From the Fontenoy coach Unity, who had not been to Roselands since December, regarded the quiet old place through a sudden mist of tears. The driveway from the gate was sunk in green; a hundred trees kept the place secluded, sylvan, and still. Hardly any bloom appeared,—the flowers were all in the quiet garden hidden by the house,—but through a small open space could be seen the giant beech tree by the doorstone.
Unity dried her eyes with her handkerchief, and bit her lips until they were red again. “If you’re nothing but a bird of omen,” she said to herself, “at least you needn’t show it! Oh, this world!” then, “What if he is not from home?”
In the early winter she had advanced several pretexts for not troubling Roselands, had found them accepted by Jacqueline with an utter lack of comment, and had ceased to make them. She kept away, and her cousin made no complaint. What pretext, now, she wondered, would serve to explain this visit? She thought that pretext would be needed at first—just at first. And what if Lewis Rand were at home?
He was not at home. Jacqueline met her upon the great doorstone, kissed her, and held her hand, but made no exclamation of surprise and asked no questions. The coach and four, with old Philip and Mingo, rolled away to the stable, and the cousins entered the cool, wide hall. “You will lay aside your bonnet?” said Jacqueline. “Such a lovely bonnet, Unity!—and your blue lutestring! Come to my room.”
In the chamber Unity untied her blue bonnet-strings and laid the huge scoop of straw upon the white counterpane; then, at the mirror, slowly drew off her long gloves, and took from her silken bag her small handkerchief. The action of her hands, now deliberate, now hurried, was strange for Unity, whose habit it was to be light and sure. “Do you remember,” she asked, with her face still to the mirror,—“do you remember the last time I wore this gown?”
“You wore it,” said Jacqueline, in a trembling voice, “to church, in August—to Saint John’s.”
“Yes. That Sunday when all the world was there. I smell the honeysuckle again, and hear FitzWhyllson’s viol! That was our last old, happy day together.”
“Was it?”
“Yes, it was. The very next day the world seemed somehow to change.”
“Isn’t that a way the world has?” asked Jacqueline. “Change and change and change again—”

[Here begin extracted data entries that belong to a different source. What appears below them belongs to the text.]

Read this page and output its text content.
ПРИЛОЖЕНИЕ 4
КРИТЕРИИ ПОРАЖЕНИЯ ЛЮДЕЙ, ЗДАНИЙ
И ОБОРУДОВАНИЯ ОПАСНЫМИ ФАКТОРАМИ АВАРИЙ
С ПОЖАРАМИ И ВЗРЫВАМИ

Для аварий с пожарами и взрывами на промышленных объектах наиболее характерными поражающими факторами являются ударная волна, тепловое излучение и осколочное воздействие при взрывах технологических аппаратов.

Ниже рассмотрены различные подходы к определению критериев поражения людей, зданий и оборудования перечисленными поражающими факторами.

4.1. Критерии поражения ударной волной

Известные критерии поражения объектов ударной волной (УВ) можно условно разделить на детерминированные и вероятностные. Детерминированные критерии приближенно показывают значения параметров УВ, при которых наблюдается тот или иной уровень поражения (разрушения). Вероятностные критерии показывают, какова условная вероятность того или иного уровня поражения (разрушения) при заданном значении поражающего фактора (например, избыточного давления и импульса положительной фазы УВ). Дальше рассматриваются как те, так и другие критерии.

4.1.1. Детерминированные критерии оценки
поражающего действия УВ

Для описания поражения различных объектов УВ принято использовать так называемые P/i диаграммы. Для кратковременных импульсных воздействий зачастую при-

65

“Yes,” answered Unity, “but never to the same, never to the same again—”
A silence fell in the room that was all flowered chintz. Unity, raising her eyes to the glass, saw within it her cousin where she leaned against a chair—saw the face, the eyes, the lips—saw the mask off. Unity gasped, wheeled, ran to the chair, and, falling on her knees beside it, clasped her cousin in her arms. “O Jacqueline! O Jacqueline, Jacqueline!”
Jacqueline rested her hands upon the other’s shoulders. “Why did you come to-day, Unity? The last time was December.”